Éva a lu pour vous ..
Chroniques littéraires
Cet infini passé toujours présent
Jacqueline Lang
Laurence Massaro
20 janvier 2015
190 pages illustrées
témoignage
Chronique
27 juillet 2024

Sous titre : Témoignage d'une jeune femme sous l'occupation
Paru aux Éditions Laurence Massaro dans la collection Mémoires à vif.
"Je gardais ma douleur et sans rien renier de mon identité, j'en avais peur. Malgré le temps, ce sentiment demeure encore aujourd'hui."
J'ai eu la chance de rencontrer madame Claudine Rams, la fille cadette de Jacqueline Lang, surnommée la Rose dans ce récit d'une importance capitale pour la compréhension intime des évènements survenus pendant la Seconde Guerre mondiale. J'ai ressenti son extrême émotion alors qu'elle me présentait cet ouvrage cher à son cœur, trésor familial inestimable.
Ce n'est pas un roman, non, voici le témoignage rédigé pendant plus de quarante ans avec courage, dans la joie ou l'extrême peine, l'attendrissement ou la sidération, ces sentiments étant aussi vifs qu'au moment où ils sont survenus, par une mère, une fille et petite fille, une sœur, une tante, en bref une Femme ordinaire et cependant héroïque, menacée de disparaître avec les siens sous le rouleau compresseur de l'Histoire.
C'est le destin d'une jeune juive, maman de deux petites filles, Arlette (la Bleue) et Claudine, épouse d'André arrêté un jour chez lui avec son père par deux miliciens français ; elle fera tout ce qui est humainement possible pour sauver ces deux hommes puis sa vie et celle de ses enfants.
Un texte d'une précision et d'une authenticité édifiantes où la narratrice avec élégance, peur quelques fois de heurter ou choquer, marquée d'une éducation stricte où la pudeur est omniprésente, raconte cependant avec une bravoure remarquable l'indicible, l'insupportable, l'inenvisageable.
Après ces quelques jours où l'écho des bottes a à nouveau résonner aux termes des élections européennes et législatives, alors que la peste brune se renforce dans toute l'Europe, que certains défenseurs de la mémoire des victimes de la shoah se sont soudain ralliés au RN, nous laissant stupéfaits et démunis, un tel ouvrage est essentiel afin de ranimer la mémoire bien défaillante de certains et enseigner la vérité aux nouvelles générations.

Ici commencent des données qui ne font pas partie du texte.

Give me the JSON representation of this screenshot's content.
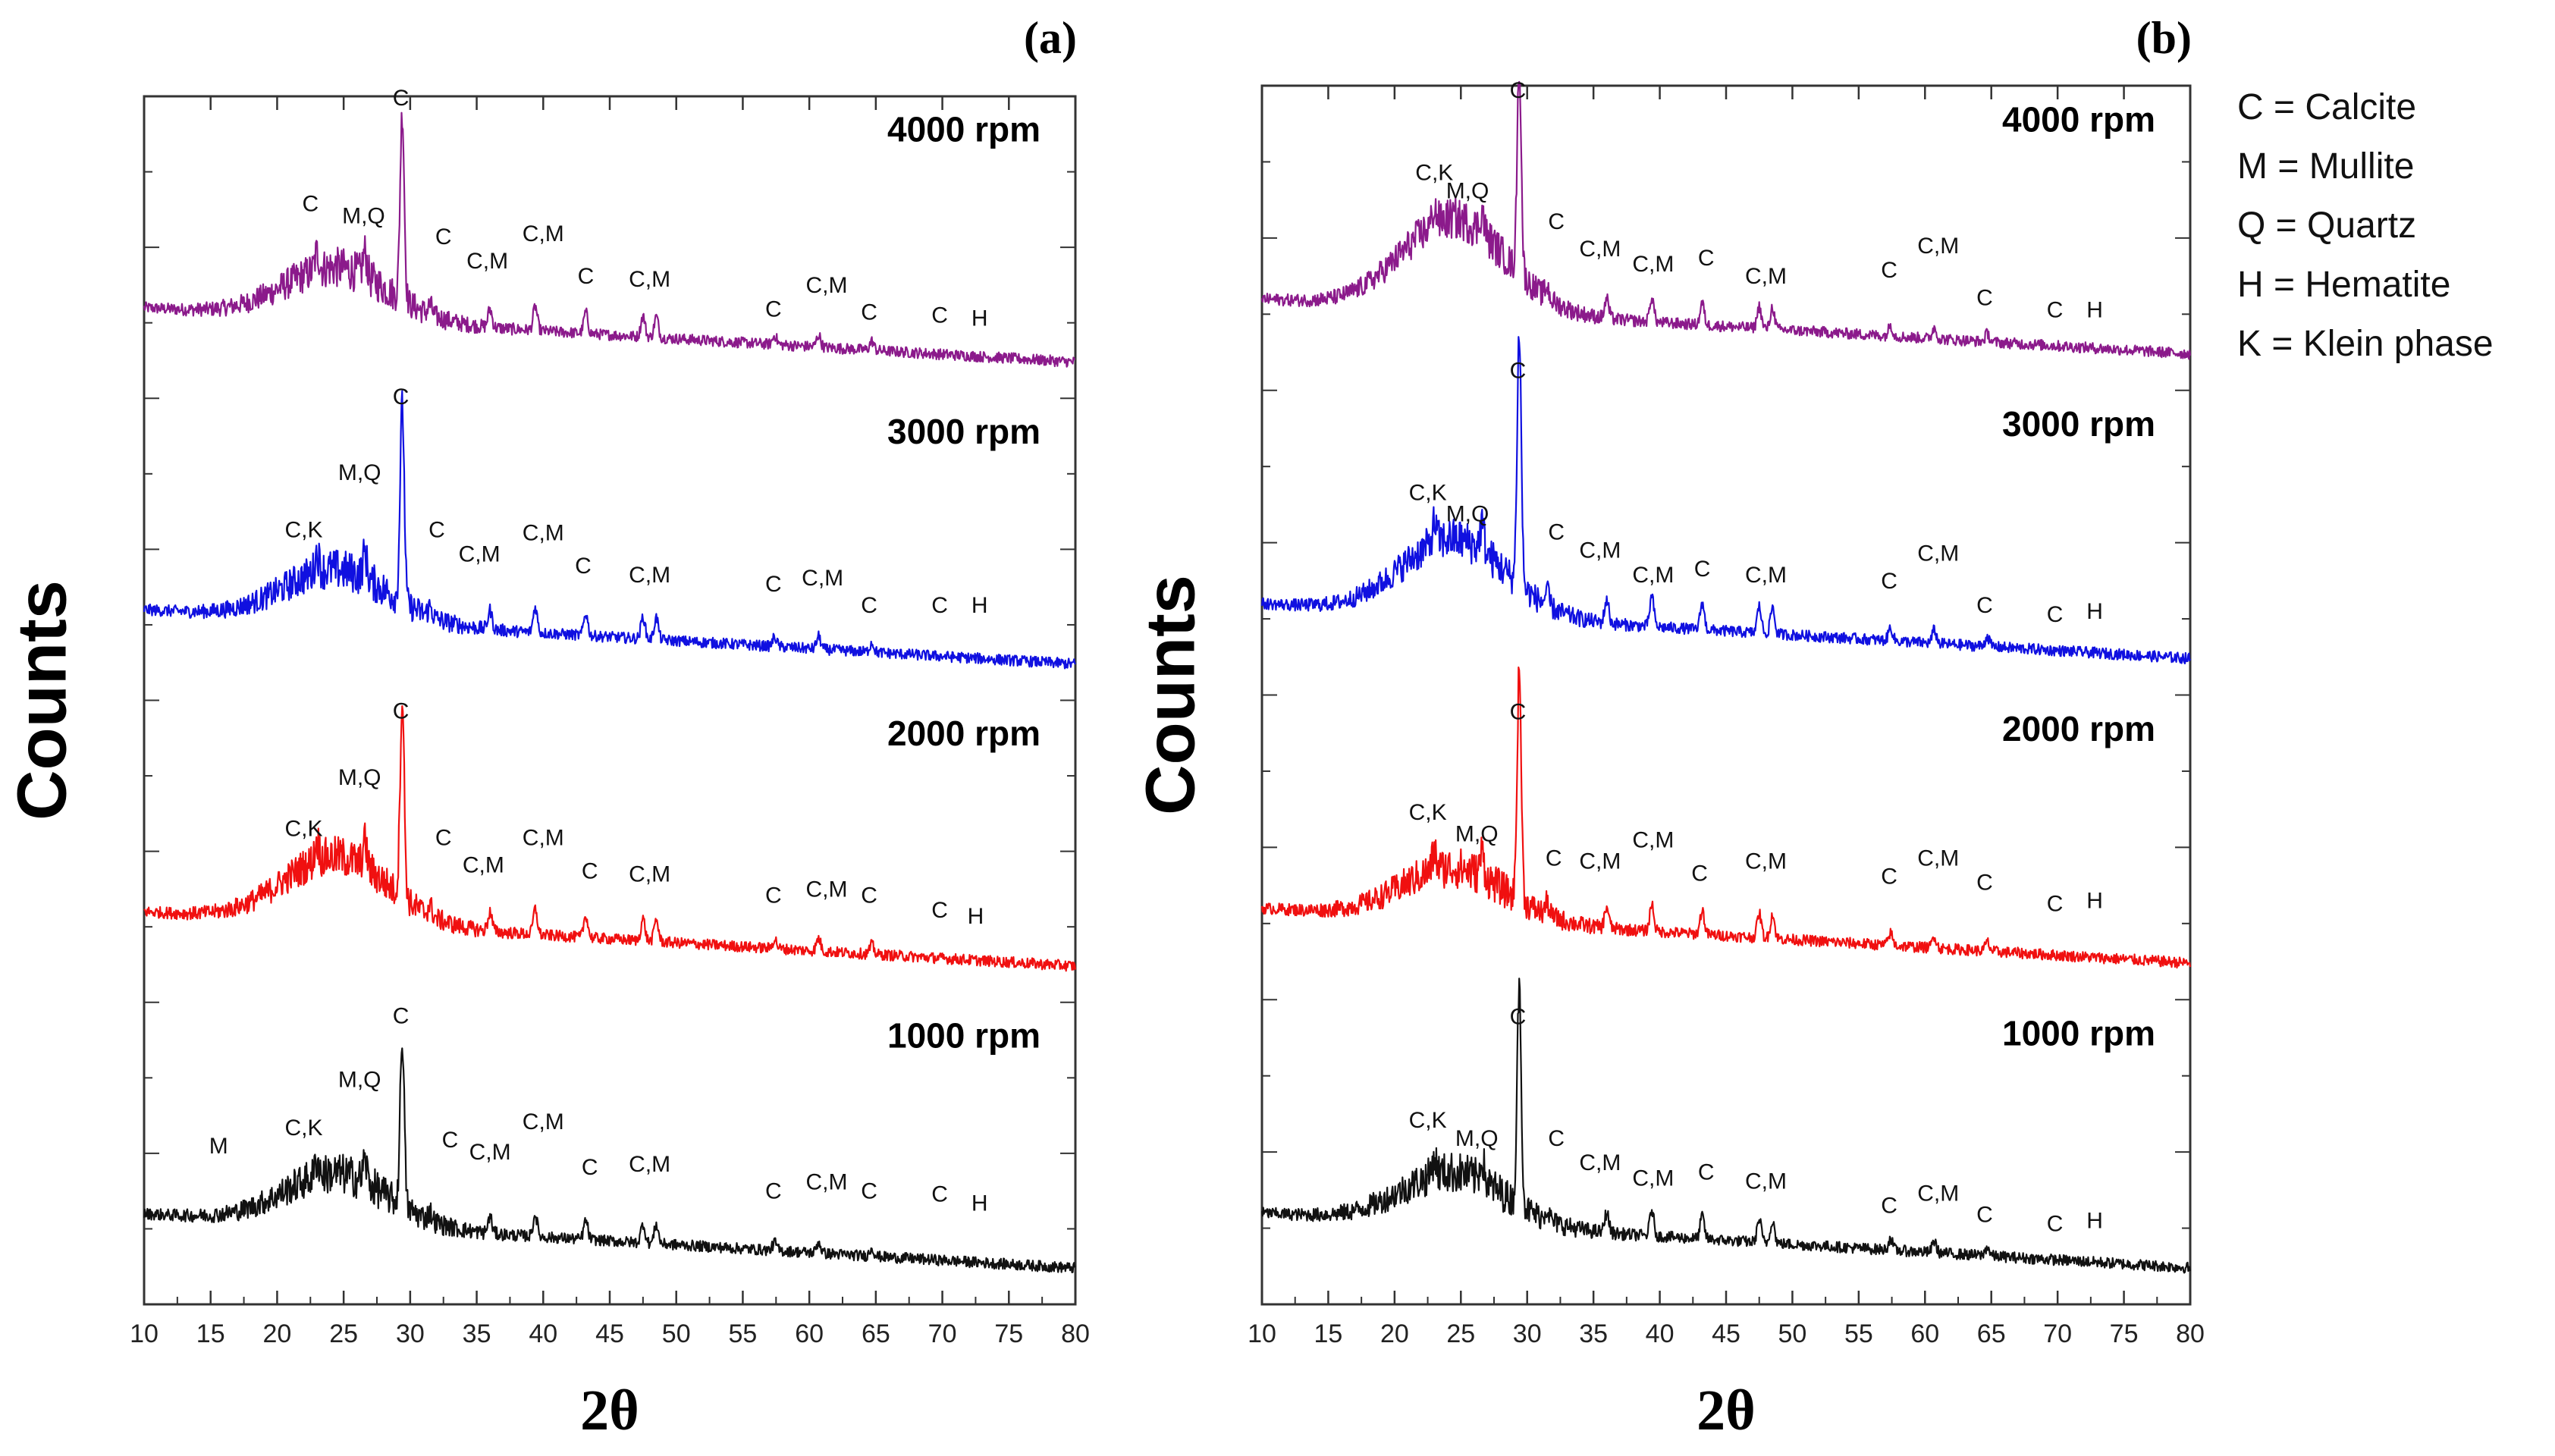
{
  "legend": [
    {
      "code": "C",
      "text": "C = Calcite"
    },
    {
      "code": "M",
      "text": "M = Mullite"
    },
    {
      "code": "Q",
      "text": "Q = Quartz"
    },
    {
      "code": "H",
      "text": "H = Hematite"
    },
    {
      "code": "K",
      "text": "K = Klein phase"
    }
  ],
  "colors": {
    "4000 rpm": "#8B1A8B",
    "3000 rpm": "#1010E0",
    "2000 rpm": "#F01010",
    "1000 rpm": "#111111",
    "axis": "#333333",
    "text": "#000000"
  },
  "chart_data": [
    {
      "type": "line",
      "panel_label": "(a)",
      "title": "",
      "xlabel": "2θ",
      "ylabel": "Counts",
      "xlim": [
        10,
        80
      ],
      "ylim": [
        0,
        4
      ],
      "xticks": [
        10,
        15,
        20,
        25,
        30,
        35,
        40,
        45,
        50,
        55,
        60,
        65,
        70,
        75,
        80
      ],
      "yticks_labeled": false,
      "grid": false,
      "series": [
        {
          "name": "4000 rpm",
          "baseline": 3.0,
          "hump": 0.17,
          "slope": 0.18,
          "peak_scale": 1.0,
          "annotations": [
            {
              "label": "C",
              "x": 22.5,
              "y": 3.62
            },
            {
              "label": "M,Q",
              "x": 26.5,
              "y": 3.58
            },
            {
              "label": "C",
              "x": 29.3,
              "y": 3.97
            },
            {
              "label": "C",
              "x": 32.5,
              "y": 3.51
            },
            {
              "label": "C,M",
              "x": 35.8,
              "y": 3.43
            },
            {
              "label": "C,M",
              "x": 40.0,
              "y": 3.52
            },
            {
              "label": "C",
              "x": 43.2,
              "y": 3.38
            },
            {
              "label": "C,M",
              "x": 48.0,
              "y": 3.37
            },
            {
              "label": "C",
              "x": 57.3,
              "y": 3.27
            },
            {
              "label": "C,M",
              "x": 61.3,
              "y": 3.35
            },
            {
              "label": "C",
              "x": 64.5,
              "y": 3.26
            },
            {
              "label": "C",
              "x": 69.8,
              "y": 3.25
            },
            {
              "label": "H",
              "x": 72.8,
              "y": 3.24
            }
          ]
        },
        {
          "name": "3000 rpm",
          "baseline": 2.0,
          "hump": 0.17,
          "slope": 0.18,
          "peak_scale": 1.05,
          "annotations": [
            {
              "label": "C,K",
              "x": 22.0,
              "y": 2.54
            },
            {
              "label": "M,Q",
              "x": 26.2,
              "y": 2.73
            },
            {
              "label": "C",
              "x": 29.3,
              "y": 2.98
            },
            {
              "label": "C",
              "x": 32.0,
              "y": 2.54
            },
            {
              "label": "C,M",
              "x": 35.2,
              "y": 2.46
            },
            {
              "label": "C,M",
              "x": 40.0,
              "y": 2.53
            },
            {
              "label": "C",
              "x": 43.0,
              "y": 2.42
            },
            {
              "label": "C,M",
              "x": 48.0,
              "y": 2.39
            },
            {
              "label": "C",
              "x": 57.3,
              "y": 2.36
            },
            {
              "label": "C,M",
              "x": 61.0,
              "y": 2.38
            },
            {
              "label": "C",
              "x": 64.5,
              "y": 2.29
            },
            {
              "label": "C",
              "x": 69.8,
              "y": 2.29
            },
            {
              "label": "H",
              "x": 72.8,
              "y": 2.29
            }
          ]
        },
        {
          "name": "2000 rpm",
          "baseline": 1.0,
          "hump": 0.22,
          "slope": 0.18,
          "peak_scale": 1.05,
          "annotations": [
            {
              "label": "C,K",
              "x": 22.0,
              "y": 1.55
            },
            {
              "label": "M,Q",
              "x": 26.2,
              "y": 1.72
            },
            {
              "label": "C",
              "x": 29.3,
              "y": 1.94
            },
            {
              "label": "C",
              "x": 32.5,
              "y": 1.52
            },
            {
              "label": "C,M",
              "x": 35.5,
              "y": 1.43
            },
            {
              "label": "C,M",
              "x": 40.0,
              "y": 1.52
            },
            {
              "label": "C",
              "x": 43.5,
              "y": 1.41
            },
            {
              "label": "C,M",
              "x": 48.0,
              "y": 1.4
            },
            {
              "label": "C",
              "x": 57.3,
              "y": 1.33
            },
            {
              "label": "C,M",
              "x": 61.3,
              "y": 1.35
            },
            {
              "label": "C",
              "x": 64.5,
              "y": 1.33
            },
            {
              "label": "C",
              "x": 69.8,
              "y": 1.28
            },
            {
              "label": "H",
              "x": 72.5,
              "y": 1.26
            }
          ]
        },
        {
          "name": "1000 rpm",
          "baseline": 0.0,
          "hump": 0.17,
          "slope": 0.18,
          "peak_scale": 0.9,
          "annotations": [
            {
              "label": "M",
              "x": 15.6,
              "y": 0.5
            },
            {
              "label": "C,K",
              "x": 22.0,
              "y": 0.56
            },
            {
              "label": "M,Q",
              "x": 26.2,
              "y": 0.72
            },
            {
              "label": "C",
              "x": 29.3,
              "y": 0.93
            },
            {
              "label": "C",
              "x": 33.0,
              "y": 0.52
            },
            {
              "label": "C,M",
              "x": 36.0,
              "y": 0.48
            },
            {
              "label": "C,M",
              "x": 40.0,
              "y": 0.58
            },
            {
              "label": "C",
              "x": 43.5,
              "y": 0.43
            },
            {
              "label": "C,M",
              "x": 48.0,
              "y": 0.44
            },
            {
              "label": "C",
              "x": 57.3,
              "y": 0.35
            },
            {
              "label": "C,M",
              "x": 61.3,
              "y": 0.38
            },
            {
              "label": "C",
              "x": 64.5,
              "y": 0.35
            },
            {
              "label": "C",
              "x": 69.8,
              "y": 0.34
            },
            {
              "label": "H",
              "x": 72.8,
              "y": 0.31
            }
          ]
        }
      ]
    },
    {
      "type": "line",
      "panel_label": "(b)",
      "title": "",
      "xlabel": "2θ",
      "ylabel": "Counts",
      "xlim": [
        10,
        80
      ],
      "ylim": [
        0,
        4
      ],
      "xticks": [
        10,
        15,
        20,
        25,
        30,
        35,
        40,
        45,
        50,
        55,
        60,
        65,
        70,
        75,
        80
      ],
      "yticks_labeled": false,
      "grid": false,
      "series": [
        {
          "name": "4000 rpm",
          "baseline": 3.0,
          "hump": 0.3,
          "slope": 0.18,
          "peak_scale": 0.9,
          "annotations": [
            {
              "label": "C,K",
              "x": 23.0,
              "y": 3.69
            },
            {
              "label": "M,Q",
              "x": 25.5,
              "y": 3.63
            },
            {
              "label": "C",
              "x": 29.3,
              "y": 3.96
            },
            {
              "label": "C",
              "x": 32.2,
              "y": 3.53
            },
            {
              "label": "C,M",
              "x": 35.5,
              "y": 3.44
            },
            {
              "label": "C,M",
              "x": 39.5,
              "y": 3.39
            },
            {
              "label": "C",
              "x": 43.5,
              "y": 3.41
            },
            {
              "label": "C,M",
              "x": 48.0,
              "y": 3.35
            },
            {
              "label": "C",
              "x": 57.3,
              "y": 3.37
            },
            {
              "label": "C,M",
              "x": 61.0,
              "y": 3.45
            },
            {
              "label": "C",
              "x": 64.5,
              "y": 3.28
            },
            {
              "label": "C",
              "x": 69.8,
              "y": 3.24
            },
            {
              "label": "H",
              "x": 72.8,
              "y": 3.24
            }
          ]
        },
        {
          "name": "3000 rpm",
          "baseline": 2.0,
          "hump": 0.25,
          "slope": 0.18,
          "peak_scale": 1.1,
          "annotations": [
            {
              "label": "C,K",
              "x": 22.5,
              "y": 2.64
            },
            {
              "label": "M,Q",
              "x": 25.5,
              "y": 2.57
            },
            {
              "label": "C",
              "x": 29.3,
              "y": 3.04
            },
            {
              "label": "C",
              "x": 32.2,
              "y": 2.51
            },
            {
              "label": "C,M",
              "x": 35.5,
              "y": 2.45
            },
            {
              "label": "C,M",
              "x": 39.5,
              "y": 2.37
            },
            {
              "label": "C",
              "x": 43.2,
              "y": 2.39
            },
            {
              "label": "C,M",
              "x": 48.0,
              "y": 2.37
            },
            {
              "label": "C",
              "x": 57.3,
              "y": 2.35
            },
            {
              "label": "C,M",
              "x": 61.0,
              "y": 2.44
            },
            {
              "label": "C",
              "x": 64.5,
              "y": 2.27
            },
            {
              "label": "C",
              "x": 69.8,
              "y": 2.24
            },
            {
              "label": "H",
              "x": 72.8,
              "y": 2.25
            }
          ]
        },
        {
          "name": "2000 rpm",
          "baseline": 1.0,
          "hump": 0.17,
          "slope": 0.18,
          "peak_scale": 1.0,
          "annotations": [
            {
              "label": "C,K",
              "x": 22.5,
              "y": 1.59
            },
            {
              "label": "M,Q",
              "x": 26.2,
              "y": 1.52
            },
            {
              "label": "C",
              "x": 29.3,
              "y": 1.92
            },
            {
              "label": "C",
              "x": 32.0,
              "y": 1.44
            },
            {
              "label": "C,M",
              "x": 35.5,
              "y": 1.43
            },
            {
              "label": "C,M",
              "x": 39.5,
              "y": 1.5
            },
            {
              "label": "C",
              "x": 43.0,
              "y": 1.39
            },
            {
              "label": "C,M",
              "x": 48.0,
              "y": 1.43
            },
            {
              "label": "C",
              "x": 57.3,
              "y": 1.38
            },
            {
              "label": "C,M",
              "x": 61.0,
              "y": 1.44
            },
            {
              "label": "C",
              "x": 64.5,
              "y": 1.36
            },
            {
              "label": "C",
              "x": 69.8,
              "y": 1.29
            },
            {
              "label": "H",
              "x": 72.8,
              "y": 1.3
            }
          ]
        },
        {
          "name": "1000 rpm",
          "baseline": 0.0,
          "hump": 0.17,
          "slope": 0.18,
          "peak_scale": 0.95,
          "annotations": [
            {
              "label": "C,K",
              "x": 22.5,
              "y": 0.58
            },
            {
              "label": "M,Q",
              "x": 26.2,
              "y": 0.52
            },
            {
              "label": "C",
              "x": 29.3,
              "y": 0.92
            },
            {
              "label": "C",
              "x": 32.2,
              "y": 0.52
            },
            {
              "label": "C,M",
              "x": 35.5,
              "y": 0.44
            },
            {
              "label": "C,M",
              "x": 39.5,
              "y": 0.39
            },
            {
              "label": "C",
              "x": 43.5,
              "y": 0.41
            },
            {
              "label": "C,M",
              "x": 48.0,
              "y": 0.38
            },
            {
              "label": "C",
              "x": 57.3,
              "y": 0.3
            },
            {
              "label": "C,M",
              "x": 61.0,
              "y": 0.34
            },
            {
              "label": "C",
              "x": 64.5,
              "y": 0.27
            },
            {
              "label": "C",
              "x": 69.8,
              "y": 0.24
            },
            {
              "label": "H",
              "x": 72.8,
              "y": 0.25
            }
          ]
        }
      ],
      "peaks": [
        {
          "x": 23.0,
          "h": 0.06
        },
        {
          "x": 26.6,
          "h": 0.08
        },
        {
          "x": 29.4,
          "h": 0.75
        },
        {
          "x": 31.5,
          "h": 0.04
        },
        {
          "x": 36.0,
          "h": 0.07
        },
        {
          "x": 39.4,
          "h": 0.09
        },
        {
          "x": 43.2,
          "h": 0.08
        },
        {
          "x": 47.5,
          "h": 0.08
        },
        {
          "x": 48.5,
          "h": 0.08
        },
        {
          "x": 57.4,
          "h": 0.04
        },
        {
          "x": 60.7,
          "h": 0.04
        },
        {
          "x": 64.7,
          "h": 0.03
        }
      ]
    }
  ]
}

J'ai été obligée de faire des poses lors de cette lecture tant j'étais bouleversée ou en colère, tétanisée ou admirative par ce journal aux accents de thriller ou de course poursuite. Nos battements de cœur s'accélèrent alors que le danger se rapproche et que les aiguilles du temps s'affolent.
Totalement identifiée à cette mère courage, je me suis sentie profondément concernée par ce récit qui, si nous ne restons pas vigilants, pourrait être un avertissement.
Jacqueline Lang écrit ne pas comprendre comment ils ont pu être de tels moutons. Et comment pouvons-nous l'être encore aujourd'hui ? Quand comprendrons-nous ?
1940 :
"Après plusieurs promulgations d'ordonnances, le statut des Juifs se dégrade. Suppression des fonctions électives, des fonctions publiques, des professions libérales, création de plusieurs commissariats aux questions juives. "
Juin 1941 :
"un statut très sévère qui élimine les Juifs de l'enseignement supérieur, des professions libérales et commerciales.
Et toujours ceux qui nous gouvernent, ivres de pouvoir, appliquent des mesures discriminatoires visant à diviser pour mieux régner en dictateur, et toujours une grande partie de la population obéit, accepte l'inacceptable, des lois scélérates. Heureusement, des justes se battent dans l'ombre.
J'ai été également très intéressée par la description des conditions d'enfermement d'André à Drancy et du rôle infâme que les nazis tentaient de lui faire jouer. Quel homme ! Ce texte est d'autant plus inoubliable que des photographies y sont adjointes. Très vite, nous imaginons qu'elles se mettent en mouvement, en couleur, nous entendons les voix qui éternellement résonneront dans nos cœurs.
Merci infiniment à Claudine Rams, à l'éditrice et évidemment, plus que tout, à Jacqueline Lang. Vous avez rempli votre mission, madame.